A prescribed prairie fire, one of many land management techniques that mimic natural processes and maintain high-quality, diverse ecosystems, is a familiar sight at Fermilab. Photo: Fermilab Roads and Grounds

We are talking about the concept of “sustainability” more than ever these days, and the quotation marks around the word underscore the difficulty in understanding just what is meant by it. At its simplest, sustainability means managing resources now in a way that allows them to be replenished in time and in quantities sufficient to serve the future. It’s sort of like not spending money faster than we make it.
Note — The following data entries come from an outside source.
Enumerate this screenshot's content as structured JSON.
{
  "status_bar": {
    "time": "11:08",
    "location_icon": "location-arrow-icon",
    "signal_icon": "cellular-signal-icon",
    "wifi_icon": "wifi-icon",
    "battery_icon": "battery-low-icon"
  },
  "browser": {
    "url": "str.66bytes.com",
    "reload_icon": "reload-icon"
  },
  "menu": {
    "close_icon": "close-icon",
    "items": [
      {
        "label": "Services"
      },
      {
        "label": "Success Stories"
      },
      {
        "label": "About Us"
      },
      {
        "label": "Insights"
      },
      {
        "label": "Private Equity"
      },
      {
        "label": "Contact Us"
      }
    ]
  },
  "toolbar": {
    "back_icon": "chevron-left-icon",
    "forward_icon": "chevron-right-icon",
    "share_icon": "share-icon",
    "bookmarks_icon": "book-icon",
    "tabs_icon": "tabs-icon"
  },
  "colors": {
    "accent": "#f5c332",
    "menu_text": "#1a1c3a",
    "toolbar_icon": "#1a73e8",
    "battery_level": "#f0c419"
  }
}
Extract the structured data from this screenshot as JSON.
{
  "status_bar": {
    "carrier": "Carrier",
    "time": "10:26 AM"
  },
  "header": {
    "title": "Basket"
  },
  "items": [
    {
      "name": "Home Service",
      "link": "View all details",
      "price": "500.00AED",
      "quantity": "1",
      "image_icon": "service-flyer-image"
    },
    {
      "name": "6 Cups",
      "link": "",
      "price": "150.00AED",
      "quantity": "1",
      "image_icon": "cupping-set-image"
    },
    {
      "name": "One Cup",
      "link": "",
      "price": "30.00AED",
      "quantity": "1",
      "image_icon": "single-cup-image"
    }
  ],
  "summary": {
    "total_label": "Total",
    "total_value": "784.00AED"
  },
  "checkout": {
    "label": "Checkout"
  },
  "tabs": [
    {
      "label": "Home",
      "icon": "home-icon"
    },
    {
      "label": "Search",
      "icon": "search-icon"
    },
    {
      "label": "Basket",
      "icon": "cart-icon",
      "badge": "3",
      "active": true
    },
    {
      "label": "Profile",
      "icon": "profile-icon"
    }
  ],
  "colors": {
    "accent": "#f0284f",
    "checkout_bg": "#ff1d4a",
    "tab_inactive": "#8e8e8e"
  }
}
Measuring sustainability usually focuses on energy and water conservation, recycling and reusing materials, and minimizing waste. If we value large, diverse biological ecosystems, we ought to strive to preserve them for the future. Conservationists know that the quality of the resources that we manage to preserve for future generations is as important as the sheer quantity. It is important to measure ecological resources carefully so as to include their qualitative as well as quantitative aspects.

Since Fermilab was built, the surrounding area has been developed into intensive residential, commercial and industrial activities. So if “open” or “green” space is a measure, we can claim a degree of success in that Fermilab’s presence has preserved open space for the use of future generations.

But here is where the notion of quality becomes important. To the extent that the Fermilab site is an ecological entity, it’s fair to ask about the quality of the green space. Over the years, Fermilab’s land managers have evolved a stewardship philosophy in which the undeveloped resources of the site are managed in a more “natural” way to maximize the aesthetic and ecological values of the site.

That turns out to have some valuable side benefits. In many cases this approach to management is cheaper than more traditional, energy- and chemical-intensive and destructive methods. Another is that the resources after years of this approach to management are of higher ecological quality than they were 40 years ago.

The reconstructed tall-grass prairie on site is an example of how this management strategy can result in the preservation of not just open space, but a space that is biologically diverse, provides us and those in the future with ecological services, preserves the intrinsic values of natural ecosystems, and honors the natural history of the land where we are located. After all, before European settlers came to this area, about 1830 or so, the area was a rich mosaic of grasslands that reached from the prairies of the Dakotas and Iowa to lush wetlands and oak savannas.

So what does this have to do with sustainability? I’m suggesting that we think of sustaining not just the land, but also the quality of the ecological systems in it, and not just for its own sake, but for the use and enjoyment of future occupants and visitors of the Fermilab site.